Ngurii is an outlier, indeed... high initial price (17k) and high quantity offered, which improves with states. On average the 400t offered quantity translates into 5-6k CPs per trip, using carriers and/or long range jump haulers for 200+ ly distances we're having roughly a 20k CPs contribution (which can be applied to both reinforcements and acquisitions) per hour (on average).

At the moment settlement data are still suspended, so this meta is hard to counter (the best counter is hauling more)... some Powers of course can benefit more than others using rares, we're not against rares (except that we'd buff prices for other ones, so others may compete with Ngurii route) but it's going to be imperative that FDEV fixes Powerplay CZs (bugged and disappearing) as well as a buff for Powerplay NPC merits/activity because all Powers with combat ethos are struggling to keep the pace of hauling/mining ones.
 
...and is also why PP haulers need to be subject to NPC attacks, which FD disabled
In most cases a PP hauler would be operating in friendly territory, which never had particularly high volumes of attacks even in the streamer preview, as I understand it. Collecting rares you're running empty so not a "hauler" and Ngurii has only recently come under the control of a Power at all.

(Plus SCO or using a carrier to move loaded-up players around in bulk means you're not getting interdicted even if they enable that sort of thing - the game just isn't set up for experienced players to be attacked in the first place even if the enemies are nominally there to do it)
 
...and is also why PP haulers need to be subject to NPC attacks, which FD disabled.
Not really this is why low risk activities should have lower rewards than high risk activities. There's no requirement to make a change that will leak out and will suck because fitting simply doesn't support this well. In the context of PP maybe it could work. In the larger framework of the game absolutely not without so many changes it should be a full expansion.
 
It needs a fundamental rebalancing.

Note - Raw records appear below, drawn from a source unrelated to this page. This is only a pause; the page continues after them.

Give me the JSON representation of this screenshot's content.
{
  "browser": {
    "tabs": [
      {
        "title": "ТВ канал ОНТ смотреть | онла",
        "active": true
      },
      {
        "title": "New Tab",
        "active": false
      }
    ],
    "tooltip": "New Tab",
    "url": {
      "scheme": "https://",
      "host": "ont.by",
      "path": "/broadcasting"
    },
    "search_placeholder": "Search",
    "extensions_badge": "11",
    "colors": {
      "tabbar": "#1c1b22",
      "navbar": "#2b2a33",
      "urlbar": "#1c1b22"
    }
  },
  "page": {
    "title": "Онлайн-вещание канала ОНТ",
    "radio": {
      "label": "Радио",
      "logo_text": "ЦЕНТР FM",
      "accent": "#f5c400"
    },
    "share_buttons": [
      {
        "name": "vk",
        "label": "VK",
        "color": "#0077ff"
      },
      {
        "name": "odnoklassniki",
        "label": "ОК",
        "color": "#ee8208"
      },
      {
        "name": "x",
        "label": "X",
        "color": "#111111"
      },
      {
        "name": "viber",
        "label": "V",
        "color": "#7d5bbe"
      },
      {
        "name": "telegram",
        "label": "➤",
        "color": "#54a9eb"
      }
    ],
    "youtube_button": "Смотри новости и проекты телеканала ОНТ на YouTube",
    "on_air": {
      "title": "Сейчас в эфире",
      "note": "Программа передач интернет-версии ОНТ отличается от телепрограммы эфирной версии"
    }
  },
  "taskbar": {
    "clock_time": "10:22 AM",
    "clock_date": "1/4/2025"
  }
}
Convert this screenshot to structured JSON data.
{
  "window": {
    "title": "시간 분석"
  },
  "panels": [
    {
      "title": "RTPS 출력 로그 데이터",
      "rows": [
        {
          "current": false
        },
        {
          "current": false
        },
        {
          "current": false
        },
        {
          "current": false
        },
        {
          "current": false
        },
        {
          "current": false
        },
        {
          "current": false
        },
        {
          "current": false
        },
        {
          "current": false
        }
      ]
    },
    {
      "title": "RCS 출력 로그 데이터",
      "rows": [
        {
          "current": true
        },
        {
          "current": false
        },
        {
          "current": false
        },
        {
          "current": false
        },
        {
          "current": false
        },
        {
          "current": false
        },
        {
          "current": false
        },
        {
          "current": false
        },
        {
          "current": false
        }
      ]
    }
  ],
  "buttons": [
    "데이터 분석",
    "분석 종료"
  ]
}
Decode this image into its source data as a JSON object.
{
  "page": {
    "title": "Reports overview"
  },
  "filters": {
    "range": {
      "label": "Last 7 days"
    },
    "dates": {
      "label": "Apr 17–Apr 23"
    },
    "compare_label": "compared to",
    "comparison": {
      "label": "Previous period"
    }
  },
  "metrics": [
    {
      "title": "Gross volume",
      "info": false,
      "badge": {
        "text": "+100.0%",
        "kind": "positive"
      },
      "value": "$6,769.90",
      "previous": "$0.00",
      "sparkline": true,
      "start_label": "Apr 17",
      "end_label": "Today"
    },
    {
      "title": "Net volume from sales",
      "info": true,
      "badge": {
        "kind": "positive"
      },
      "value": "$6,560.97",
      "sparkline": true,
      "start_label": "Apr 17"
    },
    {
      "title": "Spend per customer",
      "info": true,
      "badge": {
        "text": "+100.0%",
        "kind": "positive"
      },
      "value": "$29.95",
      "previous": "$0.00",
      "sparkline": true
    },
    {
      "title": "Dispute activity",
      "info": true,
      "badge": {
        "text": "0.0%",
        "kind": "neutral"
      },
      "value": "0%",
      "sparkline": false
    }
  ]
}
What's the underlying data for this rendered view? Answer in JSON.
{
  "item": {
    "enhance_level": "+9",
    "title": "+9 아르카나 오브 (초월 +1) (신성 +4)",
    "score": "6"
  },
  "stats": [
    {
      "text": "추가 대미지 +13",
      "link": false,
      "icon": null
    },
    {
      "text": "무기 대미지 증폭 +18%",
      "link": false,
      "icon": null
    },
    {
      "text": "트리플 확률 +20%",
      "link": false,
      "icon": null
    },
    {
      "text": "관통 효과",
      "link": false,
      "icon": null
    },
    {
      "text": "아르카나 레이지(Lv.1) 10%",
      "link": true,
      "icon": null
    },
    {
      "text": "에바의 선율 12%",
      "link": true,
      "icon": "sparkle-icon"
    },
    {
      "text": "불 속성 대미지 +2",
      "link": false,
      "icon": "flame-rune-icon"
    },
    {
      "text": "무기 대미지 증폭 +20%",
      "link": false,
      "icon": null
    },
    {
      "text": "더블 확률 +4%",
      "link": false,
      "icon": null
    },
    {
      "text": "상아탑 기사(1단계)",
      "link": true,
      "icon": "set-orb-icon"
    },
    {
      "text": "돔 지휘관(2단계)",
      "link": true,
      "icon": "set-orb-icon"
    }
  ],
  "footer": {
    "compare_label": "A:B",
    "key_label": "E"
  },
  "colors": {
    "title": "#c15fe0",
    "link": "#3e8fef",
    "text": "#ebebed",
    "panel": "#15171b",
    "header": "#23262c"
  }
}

However, this isn't impossible it requires simply changing merits numbers, Fdev should have half a year of data, heck, the players have half a year of data and can very much pinpoint problems.
 
In most cases a PP hauler would be operating in friendly territory, which never had particularly high volumes of attacks even in the streamer preview, as I understand it. Collecting rares you're running empty so not a "hauler" and Ngurii has only recently come under the control of a Power at all.

(Plus SCO or using a carrier to move loaded-up players around in bulk means you're not getting interdicted even if they enable that sort of thing - the game just isn't set up for experienced players to be attacked in the first place even if the enemies are nominally there to do it)
This is the problem though, the assumption everywhere is 'safe'- NPCs (just as players do) undertake raids and that should be reflected in what happens to haulers. Unlike BGS traffic which is like competing companies Powerplay has inherent hostility baked in. 'High value' is really an NPC scanning you and seeing what you run is what makes your power strong and attacking you because of it, and that there is a chance you'll be tracked or be unlucky. As it stands hauling is somehow exempt and trying to balance around that is difficult.

Not really this is why low risk activities should have lower rewards than high risk activities. There's no requirement to make a change that will leak out and will suck because fitting simply doesn't support this well. In the context of PP maybe it could work. In the larger framework of the game absolutely not without so many changes it should be a full expansion.
This is the problem that PP2 has PP1 did not from a design standpoint. Because powers are fundamentally asymmetrical now the flaws of the underpinning game have become massively magnified.